House Committee OKs Digital TV Switch Bill

House lawmakers want all-digital TV broadcasts (search) to kick in sooner than a Senate bill requires, and they want to spend about a third less on the conversion.

Legislation approved Wednesday by the House Energy and Commerce Committee (search) calls for a Dec. 31, 2008, switch-over and provides $990 million to help millions of Americans with older, analog TV sets (search) pay for converter boxes so they can keep receiving broadcasts after the switch is made.

About $160 million of that would go to administrative fees, including campaigns to let consumers know they may need converter boxes.

Senate legislation would spend about $3 billion on the conversion, with a firm switch date of April 7, 2009.

Most Democrats did not support the House bill, which they said would provide converter boxes for only 10 million households — about half of the homes that would probably need them. Consumers would have to request vouchers to help pay for the converters; Democrats say the vouchers should be sent to everyone.

"The Senate does come closer to what we think needs to be done," said Rep. John Dingell, D-Mich., the ranking minority committee member, who voted against the bill.

Consumer groups worried that the money would buy too few conversion boxes, leaving vulnerable groups with blank TVs come 2009.

"The consumers who are least informed and least connected are the least likely to get assistance," said Jeannine Kenney of Consumers Union, the publisher of Consumer Reports.

The committee majority disagreed.

"We don't expect multimillionaires to take advantage of the program," said Chairman Joe Barton, R-Texas. "The assumption is that households that don't need the coupon won't ask for it."

An estimated 21 million households rely solely on free, over-the-air television, and they'll need some type of a converter box to keep receiving their television service in the digital era. Cable and satellite customers won't be affected, and higher-end TVs may already be capable of receiving digital signals.

In both the Senate and House legislation, the converter subsidy program would be paid for by money raised from the auction of the analog spectrum, or radio frequencies, which broadcasters are vacating. Those frequencies are valued at $10 billion but could net significantly more than that.

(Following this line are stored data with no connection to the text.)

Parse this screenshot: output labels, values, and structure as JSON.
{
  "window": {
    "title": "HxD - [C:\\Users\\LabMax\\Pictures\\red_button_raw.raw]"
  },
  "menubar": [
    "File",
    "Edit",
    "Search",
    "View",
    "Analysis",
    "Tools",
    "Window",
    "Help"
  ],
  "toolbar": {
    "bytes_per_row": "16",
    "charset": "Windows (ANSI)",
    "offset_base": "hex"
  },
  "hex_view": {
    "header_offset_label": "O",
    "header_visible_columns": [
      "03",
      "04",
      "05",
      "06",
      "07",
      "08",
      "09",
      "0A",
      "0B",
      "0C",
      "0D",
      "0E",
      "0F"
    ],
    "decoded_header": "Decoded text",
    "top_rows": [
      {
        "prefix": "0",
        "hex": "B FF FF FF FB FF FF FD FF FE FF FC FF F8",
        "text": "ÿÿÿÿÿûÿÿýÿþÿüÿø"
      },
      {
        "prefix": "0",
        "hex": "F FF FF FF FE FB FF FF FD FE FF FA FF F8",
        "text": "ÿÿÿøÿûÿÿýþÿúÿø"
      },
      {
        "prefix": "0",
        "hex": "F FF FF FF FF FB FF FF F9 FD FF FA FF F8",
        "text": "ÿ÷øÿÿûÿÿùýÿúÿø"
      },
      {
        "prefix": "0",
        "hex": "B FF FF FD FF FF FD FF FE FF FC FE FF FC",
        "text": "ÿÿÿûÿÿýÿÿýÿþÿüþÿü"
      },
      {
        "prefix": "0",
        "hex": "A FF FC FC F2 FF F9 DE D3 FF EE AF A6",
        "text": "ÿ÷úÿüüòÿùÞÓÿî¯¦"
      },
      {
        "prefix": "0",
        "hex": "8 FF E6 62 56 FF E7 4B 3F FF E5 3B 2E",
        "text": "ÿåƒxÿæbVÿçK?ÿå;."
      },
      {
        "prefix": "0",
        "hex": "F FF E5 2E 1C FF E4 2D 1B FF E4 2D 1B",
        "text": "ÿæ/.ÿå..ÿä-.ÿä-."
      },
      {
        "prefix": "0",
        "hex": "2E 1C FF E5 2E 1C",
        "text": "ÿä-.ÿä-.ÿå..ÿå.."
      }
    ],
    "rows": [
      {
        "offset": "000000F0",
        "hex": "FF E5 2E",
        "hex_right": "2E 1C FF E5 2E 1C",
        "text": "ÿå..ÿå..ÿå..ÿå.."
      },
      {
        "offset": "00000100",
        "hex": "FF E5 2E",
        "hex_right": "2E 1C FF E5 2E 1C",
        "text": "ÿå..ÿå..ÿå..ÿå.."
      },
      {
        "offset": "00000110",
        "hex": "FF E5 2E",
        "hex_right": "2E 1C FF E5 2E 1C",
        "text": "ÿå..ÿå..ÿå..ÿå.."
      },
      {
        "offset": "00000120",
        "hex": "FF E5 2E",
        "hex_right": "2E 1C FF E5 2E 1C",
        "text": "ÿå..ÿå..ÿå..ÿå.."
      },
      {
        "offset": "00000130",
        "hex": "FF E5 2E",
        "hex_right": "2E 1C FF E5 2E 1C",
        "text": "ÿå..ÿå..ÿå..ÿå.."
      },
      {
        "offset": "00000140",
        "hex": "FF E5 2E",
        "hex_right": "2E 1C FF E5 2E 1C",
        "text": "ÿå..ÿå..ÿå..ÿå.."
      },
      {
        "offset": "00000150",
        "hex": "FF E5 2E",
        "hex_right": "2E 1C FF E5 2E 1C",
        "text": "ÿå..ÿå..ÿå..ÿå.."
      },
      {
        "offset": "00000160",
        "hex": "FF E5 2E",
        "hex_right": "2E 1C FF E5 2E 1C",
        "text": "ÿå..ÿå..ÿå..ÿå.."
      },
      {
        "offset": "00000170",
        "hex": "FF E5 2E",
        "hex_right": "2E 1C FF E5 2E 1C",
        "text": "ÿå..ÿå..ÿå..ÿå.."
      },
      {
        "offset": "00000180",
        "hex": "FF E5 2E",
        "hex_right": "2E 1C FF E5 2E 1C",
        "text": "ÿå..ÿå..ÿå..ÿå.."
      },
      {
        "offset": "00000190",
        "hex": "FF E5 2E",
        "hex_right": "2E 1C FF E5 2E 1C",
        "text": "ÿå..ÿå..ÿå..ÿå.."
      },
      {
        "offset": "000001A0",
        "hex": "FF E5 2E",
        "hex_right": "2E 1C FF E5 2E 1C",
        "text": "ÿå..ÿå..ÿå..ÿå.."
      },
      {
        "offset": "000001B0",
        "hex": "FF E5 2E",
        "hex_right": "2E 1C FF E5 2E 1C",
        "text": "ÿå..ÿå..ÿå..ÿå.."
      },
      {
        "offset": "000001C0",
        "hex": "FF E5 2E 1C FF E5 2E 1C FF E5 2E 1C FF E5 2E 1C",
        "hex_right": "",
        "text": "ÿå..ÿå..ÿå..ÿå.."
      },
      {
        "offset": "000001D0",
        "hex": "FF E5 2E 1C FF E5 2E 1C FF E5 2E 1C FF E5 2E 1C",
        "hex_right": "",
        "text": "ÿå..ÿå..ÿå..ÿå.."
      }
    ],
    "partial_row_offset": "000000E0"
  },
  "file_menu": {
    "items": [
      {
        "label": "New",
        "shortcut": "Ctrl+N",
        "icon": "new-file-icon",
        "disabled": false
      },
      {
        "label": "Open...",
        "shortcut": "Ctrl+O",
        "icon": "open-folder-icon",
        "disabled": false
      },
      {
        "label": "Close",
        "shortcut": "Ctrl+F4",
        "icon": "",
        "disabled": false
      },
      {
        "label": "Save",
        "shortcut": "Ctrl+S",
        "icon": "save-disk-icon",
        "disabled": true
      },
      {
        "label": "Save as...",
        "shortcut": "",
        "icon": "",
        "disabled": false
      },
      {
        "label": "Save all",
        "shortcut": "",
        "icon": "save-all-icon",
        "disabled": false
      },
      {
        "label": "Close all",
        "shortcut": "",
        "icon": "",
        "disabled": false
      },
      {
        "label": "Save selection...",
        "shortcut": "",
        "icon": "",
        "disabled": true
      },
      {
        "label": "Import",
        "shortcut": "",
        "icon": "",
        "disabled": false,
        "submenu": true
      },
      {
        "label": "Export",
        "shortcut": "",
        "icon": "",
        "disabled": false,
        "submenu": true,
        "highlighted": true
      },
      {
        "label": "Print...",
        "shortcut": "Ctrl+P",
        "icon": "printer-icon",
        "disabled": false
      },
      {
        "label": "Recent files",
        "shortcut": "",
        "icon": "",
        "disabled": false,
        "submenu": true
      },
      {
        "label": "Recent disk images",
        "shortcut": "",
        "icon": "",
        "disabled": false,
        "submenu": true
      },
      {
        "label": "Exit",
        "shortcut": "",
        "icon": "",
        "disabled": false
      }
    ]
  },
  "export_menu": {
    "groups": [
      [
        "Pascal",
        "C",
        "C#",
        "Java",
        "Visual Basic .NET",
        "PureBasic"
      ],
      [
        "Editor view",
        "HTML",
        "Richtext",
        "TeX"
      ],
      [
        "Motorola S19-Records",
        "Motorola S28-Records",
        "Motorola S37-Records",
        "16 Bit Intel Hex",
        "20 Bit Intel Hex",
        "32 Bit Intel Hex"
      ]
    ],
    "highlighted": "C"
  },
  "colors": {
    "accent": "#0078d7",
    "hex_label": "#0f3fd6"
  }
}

Some of the spectrum has been promised to public safety groups to help improve radio communications. Committee Democrats on Wednesday wanted to dedicate nearly $6 billion of spectrum auction proceeds to programs to help local authorities get this spectrum and put it to use. The final House legislation, however, includes about $500,0000 for this purpose. It also gives New York City $30 million to compensate temporarily for the loss on Sept. 11, 2001, of a major antenna tower.

It is estimated that converter boxes will cost about $50 or $60. The bills in both chambers call for the government to pay about $40, with the consumer paying the rest.